Sometimes when people talk about an author’s work being ‘raw’, it’s as if they think words just appear on the page and there’s no mediation whatsoever. That these words, ideas, thoughts had been flying across the savannah just minutes before the author brought them down with a flying leap to serve them up still warm for the reader. I’m not silly enough to think that – and even if I were, Catherynne Valente’s excoriating essay against people who think authors are just the conduit for some muse (“she wrote it but…”) would have made me rethink my position.
When I say that much of Valente’s work, as presented in Indistinguishable from Magic (provided to Galactic Suburbia for review by Mad Norwegian Press) is raw I mean that she has not hidden her emotions, she has not hidden herself, from the world while writing these essays.
(One presumes. It could all be a very elaborate persona, with a very detailed background and crafted voice. Y’know, I wouldn’t put that past her – she certainly has the mad writerly skillz to accomplish such a feat. And if that’s the case, well, more power to her.)
The essays collected here are variously from Valente’s blog, speeches, and a few other sources. They’re arranged into categories: pop culture and genre; writing and publishing; gender, race, and storytelling; fairy tales, myth and the future; and “Life on Earth: An Amateur’s Guide.” And they showcase the brilliant variety of Valente’s
interests passions: Persephone and Doctor Who (… possibly not so much of an antithesis there…), fairy tales, equality in all manner of things, Jane Eyre (see, Tansy? she’s on MY side), poetry, and Single Male Programmer Types managing to have sex (trust me, it’s very a very funny essay).
The pop culture musings range between 2003 and 2011. Valente’s writing is beguiling enough I actually read the entirety of the first essay, which is about Buffy and Angel, despite having watched maybe three episodes of the two shows combined. Her comments on what the show meant to 20-somethings nonetheless resonated – and that pretty much set the tone for the rest of the collection. I’m also not a big Trek fan, and have watched very little DS9, but her musings on what the station would have been like with social media? Priceless.
More seriously – no, it’s all serious; more academically, her essay on why World War 2 and the Nazis keeps on popping up in comics and other fantastic culture is deeply insightful.
I read about half of the essays on writing and publishing; not being in the game myself means that I don’t really have the emotional attachment to the issues necessary to connect with much of what she writes here. That said, the first essay – the one about writing actually being hard work – is a glorious piece of writing; her explanation of her love of the term metal makes me itch to use the word more; and her utter dismantling of the argument that ‘traditional publishing is dead = a good thing’ is brilliant.

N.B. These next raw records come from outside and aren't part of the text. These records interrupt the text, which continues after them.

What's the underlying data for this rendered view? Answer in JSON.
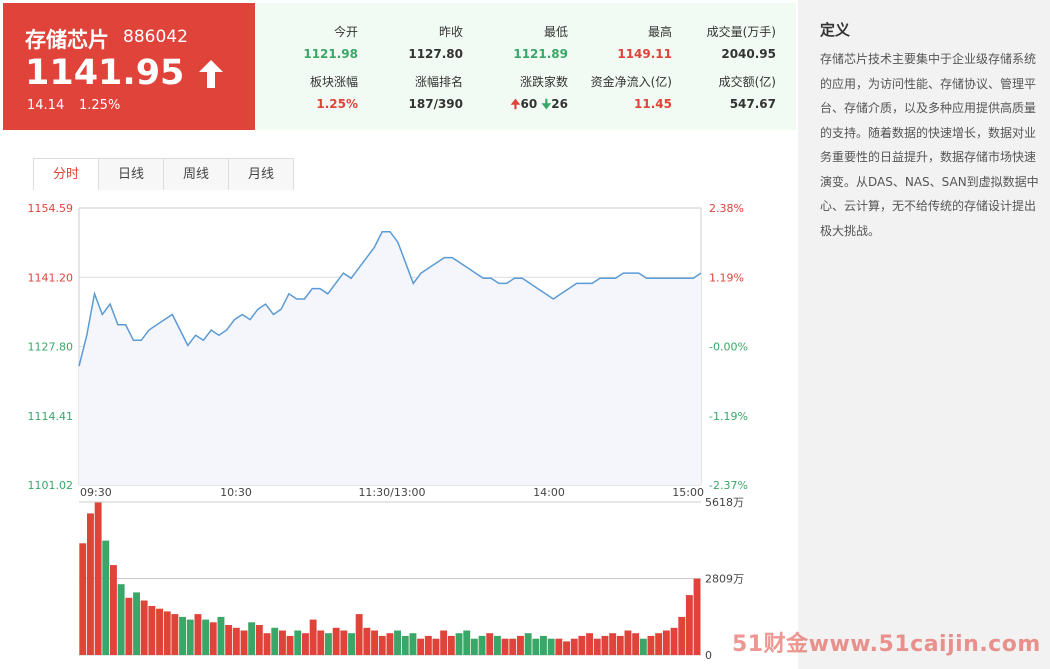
{
  "header": {
    "name": "存储芯片",
    "code": "886042",
    "price": "1141.95",
    "change": "14.14",
    "change_pct": "1.25%"
  },
  "stats": [
    {
      "label": "今开",
      "value": "1121.98",
      "color": "green"
    },
    {
      "label": "昨收",
      "value": "1127.80",
      "color": "dark"
    },
    {
      "label": "最低",
      "value": "1121.89",
      "color": "green"
    },
    {
      "label": "最高",
      "value": "1149.11",
      "color": "red"
    },
    {
      "label": "成交量(万手)",
      "value": "2040.95",
      "color": "dark"
    },
    {
      "label": "板块涨幅",
      "value": "1.25%",
      "color": "red"
    },
    {
      "label": "涨幅排名",
      "value": "187/390",
      "color": "dark"
    },
    {
      "label": "涨跌家数",
      "value": "",
      "up": "60",
      "down": "26",
      "color": "dark"
    },
    {
      "label": "资金净流入(亿)",
      "value": "11.45",
      "color": "red"
    },
    {
      "label": "成交额(亿)",
      "value": "547.67",
      "color": "dark"
    }
  ],
  "tabs": [
    "分时",
    "日线",
    "周线",
    "月线"
  ],
  "active_tab": 0,
  "sidebar": {
    "title": "定义",
    "text": "存储芯片技术主要集中于企业级存储系统的应用，为访问性能、存储协议、管理平台、存储介质，以及多种应用提供高质量的支持。随着数据的快速增长，数据对业务重要性的日益提升，数据存储市场快速演变。从DAS、NAS、SAN到虚拟数据中心、云计算，无不给传统的存储设计提出极大挑战。"
  },
  "watermark": "51财金www.51caijin.com",
  "colors": {
    "red": "#e0433a",
    "green": "#3aa768",
    "line": "#5b9bd5",
    "area": "#f4f6fc"
  },
  "chart_data": {
    "type": "line",
    "price_axis_labels": [
      "1154.59",
      "1141.20",
      "1127.80",
      "1114.41",
      "1101.02"
    ],
    "pct_axis_labels": [
      "2.38%",
      "1.19%",
      "-0.00%",
      "-1.19%",
      "-2.37%"
    ],
    "ylim": [
      1101.02,
      1154.59
    ],
    "prev_close": 1127.8,
    "time_labels": [
      "09:30",
      "10:30",
      "11:30/13:00",
      "14:00",
      "15:00"
    ],
    "volume_axis_labels": [
      "5618万",
      "2809万",
      "0"
    ],
    "volume_max": 5618,
    "price": [
      1124,
      1130,
      1138,
      1134,
      1136,
      1132,
      1132,
      1129,
      1129,
      1131,
      1132,
      1133,
      1134,
      1131,
      1128,
      1130,
      1129,
      1131,
      1130,
      1131,
      1133,
      1134,
      1133,
      1135,
      1136,
      1134,
      1135,
      1138,
      1137,
      1137,
      1139,
      1139,
      1138,
      1140,
      1142,
      1141,
      1143,
      1145,
      1147,
      1150,
      1150,
      1148,
      1144,
      1140,
      1142,
      1143,
      1144,
      1145,
      1145,
      1144,
      1143,
      1142,
      1141,
      1141,
      1140,
      1140,
      1141,
      1141,
      1140,
      1139,
      1138,
      1137,
      1138,
      1139,
      1140,
      1140,
      1140,
      1141,
      1141,
      1141,
      1142,
      1142,
      1142,
      1141,
      1141,
      1141,
      1141,
      1141,
      1141,
      1141,
      1142
    ],
    "volume": [
      4100,
      5200,
      5600,
      4200,
      3300,
      2600,
      2100,
      2300,
      2000,
      1800,
      1700,
      1600,
      1500,
      1400,
      1300,
      1500,
      1300,
      1200,
      1400,
      1100,
      1000,
      900,
      1200,
      1100,
      800,
      1000,
      900,
      700,
      900,
      800,
      1300,
      900,
      800,
      1000,
      900,
      800,
      1500,
      1000,
      900,
      700,
      800,
      900,
      700,
      800,
      600,
      700,
      600,
      900,
      700,
      800,
      900,
      600,
      700,
      800,
      700,
      600,
      600,
      700,
      800,
      600,
      700,
      600,
      600,
      500,
      600,
      700,
      800,
      600,
      700,
      800,
      700,
      900,
      800,
      600,
      700,
      800,
      900,
      1000,
      1400,
      2200,
      2800
    ]
  }
}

Valente is wonderfully, evocatively, angry and sincere and honest and passionate and conciliatory and clinical in her essays about gender and race and why those things matter in storytelling. “The Story of Us” skewers very neatly the whole ‘but why does it matter?’ complaint – and matches nicely with Pam Noles’ “Shame,” which I read in a Tiptree Anthology. She gets dangerously personal in “Confessions of a Fat Girl” – dangerous to herself, I would guess, because of potential backlash (I really, really hope she didn’t get any); dangerous to some readers because of how it might make some squirm at their reaction; dangerous to other readers because it might just call out their own troubles, and make them confront them.
All the essays up to this point have been easy to read – delightful to read. Some have shown Valente’s academic training. With the essays on fairy tales and folklore, though, she gets her academia on. Katabasis in Alice in Wonderland, The Wizard of Oz, and The Nutcracker? Why fantasy keeps going back to the medieval (“Dragon Bad, Sword Pretty”)? The purpose of Persephone, and her multiple faces? Oh yes.
Finally, the last set are more whimsical as a group – they don’t really have a collective theme, aside from ‘some thoughts on living in the world’. Her reflections on why people love apocalyptic literature are fascinating; her frustration at being of a generation told to live as well as their parents without the means to it revealing; and her reflections on Cleveland surprisingly moving. Her essay on her love of the anchorite idea just sings, as does her discussion of “Two Kinds of Love.”
I read this not quite in a sitting, but with nothing else around it. It certainly works like that. It would also work beautifully as a collection to dip in and out of – none of the pieces are very long, after all. There is so much going for Valente’s writing – for those who are writers, for those interested in fantasy and folklore, for those interested in the world in general. And even if you’ve been a faithful reader of Valente’s blog, Rules for Anchorites, I would suggest this is still a great collection because reading these essays in this order, with essays from elsewhere to add depth and piquancy – it just works.